Phipps spent the first part of his career working in marketing and advertising. He left his role at a startup after he and his wife started CherryLoop.com, an online figure skating store, in 2007.
“We were spending 20 to 30 hours per week at the rink with our daughters, and we were having difficulty finding a good place to buy figure skating apparel and equipment online. With my technology sales and advertising background, and my wife’s retail experience, it seemed like a great opportunity,” Phipps said in an ebook he wrote for e-commerce software company Americommerce.
But despite putting their own savings into the business, successfully building the brand, and having a solid first holiday season, they quickly learned that they could not simply wait for shoppers to come across their site. They had to invest in paid advertising to build name recognition and get repeat customers.
How Travis Phipps’ quest to build his e-commerce site led to a second startup
They spent $10,000 on a Google Adwords experiment with a consultant’s help. The first month of the campaign, they multiplied their revenue by 20.
“Once I realized what our consultant could do with AdWords, I spent the next year studying everything about our internet marketing,” Phipps said. He took courses, attended seminars, and learned from experts.
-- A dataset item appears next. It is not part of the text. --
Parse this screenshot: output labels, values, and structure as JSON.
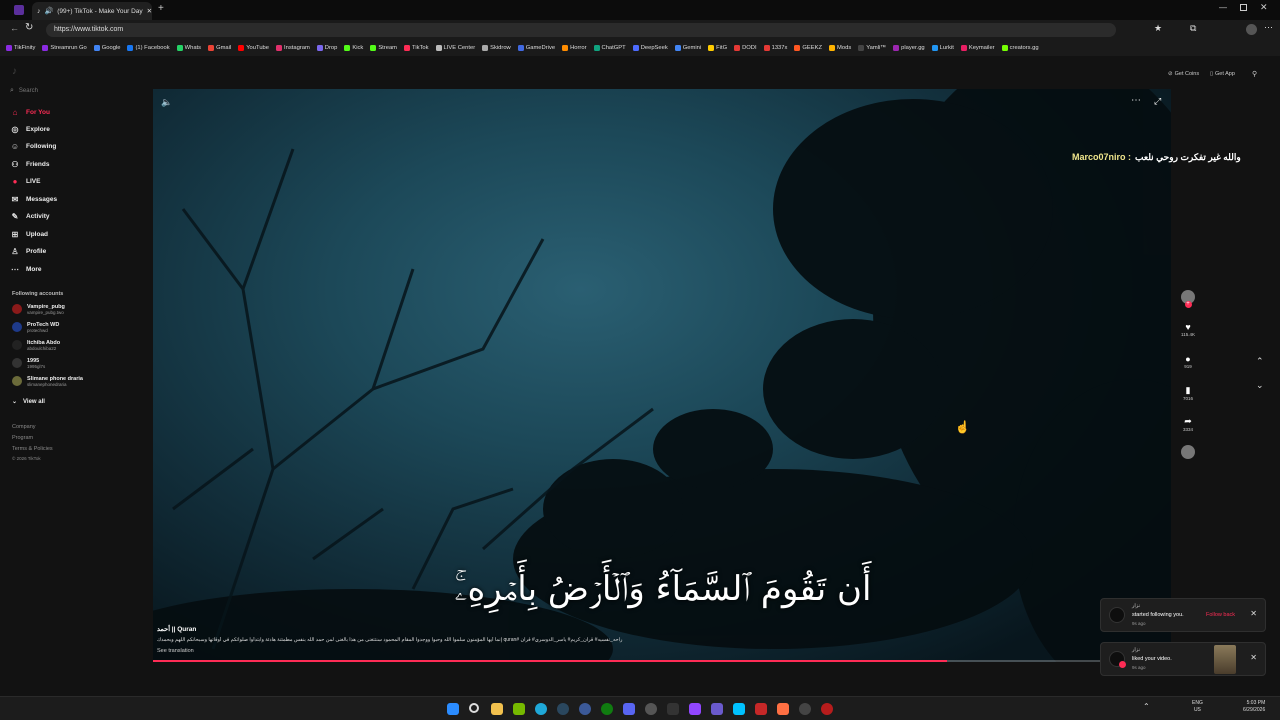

Eventually, Phipps took over CherryLoop’s accounts and managed its PPC advertising.
“I dove headfirst into everything PPC. I loved everything about PPC,” he wrote. Even though he had spent his career in this arena, he said that he had never had the control he felt by managing the company’s PPC ads.
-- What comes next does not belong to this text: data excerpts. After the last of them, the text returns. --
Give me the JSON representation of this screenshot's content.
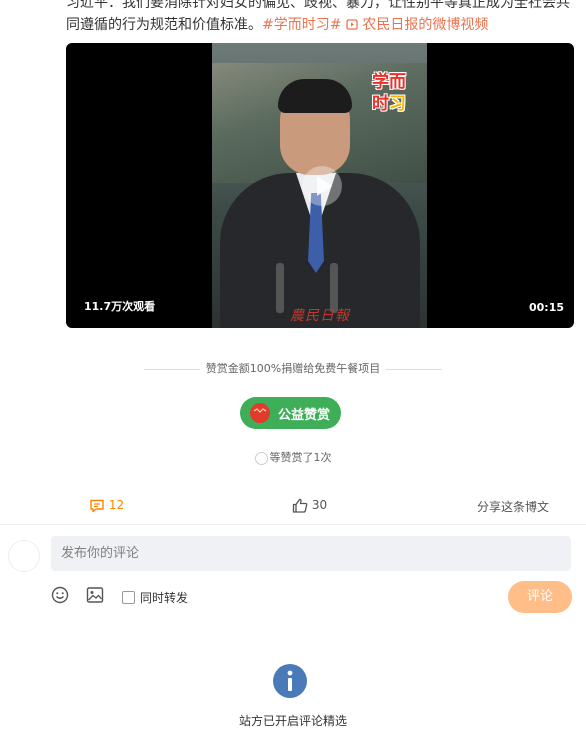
{
  "post": {
    "line1": "习近平：我们要消除针对妇女的偏见、歧视、暴力，让性别平等真正成为全社会共",
    "line2": "同遵循的行为规范和价值标准。",
    "tag1": "#学而时习#",
    "tag2": "农民日报的微博视频"
  },
  "video": {
    "logo_line1": "学而",
    "logo_line2a": "时",
    "logo_line2b": "习",
    "seal_text": "農民日報",
    "views": "11.7万次观看",
    "duration": "00:15"
  },
  "reward": {
    "note": "赞赏金额100%捐赠给免费午餐项目",
    "button_logo": "农民日报",
    "button_label": "公益赞赏",
    "count_text": "等赞赏了1次"
  },
  "actions": {
    "comment_count": "12",
    "like_count": "30",
    "share_label": "分享这条博文"
  },
  "comment_box": {
    "placeholder": "发布你的评论",
    "forward_label": "同时转发",
    "submit_label": "评论"
  },
  "notice": {
    "text": "站方已开启评论精选"
  },
  "colors": {
    "accent": "#eb7350",
    "reward_green": "#3fae58",
    "submit_orange": "#ffbe88",
    "info_blue": "#4a7ab8"
  }
}
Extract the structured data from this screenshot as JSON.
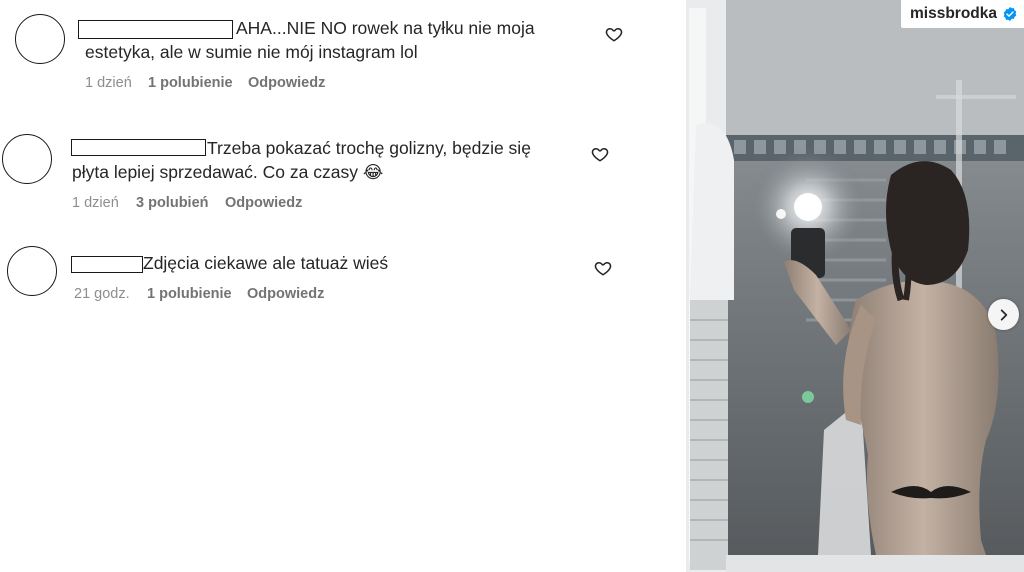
{
  "comments": [
    {
      "text_line1": "AHA...NIE NO rowek na tyłku nie moja",
      "text_line2": "estetyka, ale w sumie nie mój instagram lol",
      "time": "1 dzień",
      "likes": "1 polubienie",
      "reply": "Odpowiedz"
    },
    {
      "text_line1": "Trzeba pokazać trochę golizny, będzie się",
      "text_line2": "płyta lepiej sprzedawać. Co za czasy 😂",
      "time": "1 dzień",
      "likes": "3 polubień",
      "reply": "Odpowiedz"
    },
    {
      "text_line1": "Zdjęcia ciekawe ale tatuaż wieś",
      "time": "21 godz.",
      "likes": "1 polubienie",
      "reply": "Odpowiedz"
    }
  ],
  "post": {
    "username": "missbrodka",
    "verified_icon": "verified-badge-icon",
    "next_icon": "chevron-right-icon"
  },
  "colors": {
    "text": "#262626",
    "meta": "#8e8e8e",
    "verified": "#0095f6"
  }
}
Armed with his new expertise, Phipps launched his PPC consulting business in 2012. And it grew so fast that Phipps and his wife sold CherryLoop.com in 2014 so he could focus on the PPC business instead of managing inventory and filling orders.
That was the beginning of Battle Bridge Labs.
How Battle Bridge Labs grew with complementary hires
As his marketing and advertising business grew, Phipps admitted he was nervous about scaling it, which would require hiring. If he brought on staff, he knew those workers would rely on him to make a living.
His first hire was an executive assistant to keep him on track and manage his email inbox, he said on the “In the Trenches” podcast. Having that help freed up some mental energy.
Then, he brought on a partner, Aren Johnstone, who worked for Battle Bridge Labs on the side before Phipps asked him to join as president of the company. “I gave up quite a bit of equity… but it was well worth it because we wouldn’t be where we are today without Aren and the work that he’s done,” Phipps said on the podcast in late 2017.
Phipps said Johnstone (who later left the company) enjoyed managing the staff in Battle Bridge’s Tulsa office, which allowed Phipps to focus on high-level strategy from his base in Los Angeles. As the business grew, Phipps placed much of his effort on building partnerships. “A lot of the partnerships we’ve put in place now are seeds I planted 4 or 5 years ago and they’re just now sprouting,” he said on “In the Trenches.” At the time of that recording, Phipps said Battle Bridge managed around $6 million in monthly ad spend for more than 120 clients.
Fast forward nearly five years: Battle Bridge collaborated with Logiq, a digital marketing, e-commerce and customer acquisition firm based in New York. That collaboration turned into an opportunity for Phipps to sell his business.
In March 2022, Logiq purchased Battle Bridge Labs for $3.25 million. Three million was paid in Logiq stock, with $250,000 paid in cash. At the time of the sale, Battle Bridge Labs expected its 2022 revenue to be $3.8 million, with $1.4 million EBITDA, according to a news release.
Brent Suen, the chair and CEO of Logiq, said in that release that Battle Bridge was on a long list of companies the company considered acquiring to grow its business.
Logiq, a publicly traded company, had acquired three businesses before Battle Bridge Labs. SaaS e-commerce platform Push Interactive was first in 2019, followed in 2020 by Fixel, an audience segmentation tool. In 2021, it purchased Rebel AI, an advertising technology company in Colorado, for $8.1 million — a similar cash-plus-stock deal.
As part of the sale, Phipps and Robb Billy, partner and vice president of financial operations, agreed to stay on for some time after completing the deal. They also agreed to hold onto most of their Logiq stock for several months after the sale.
Phipps did not respond to an interview request for this story.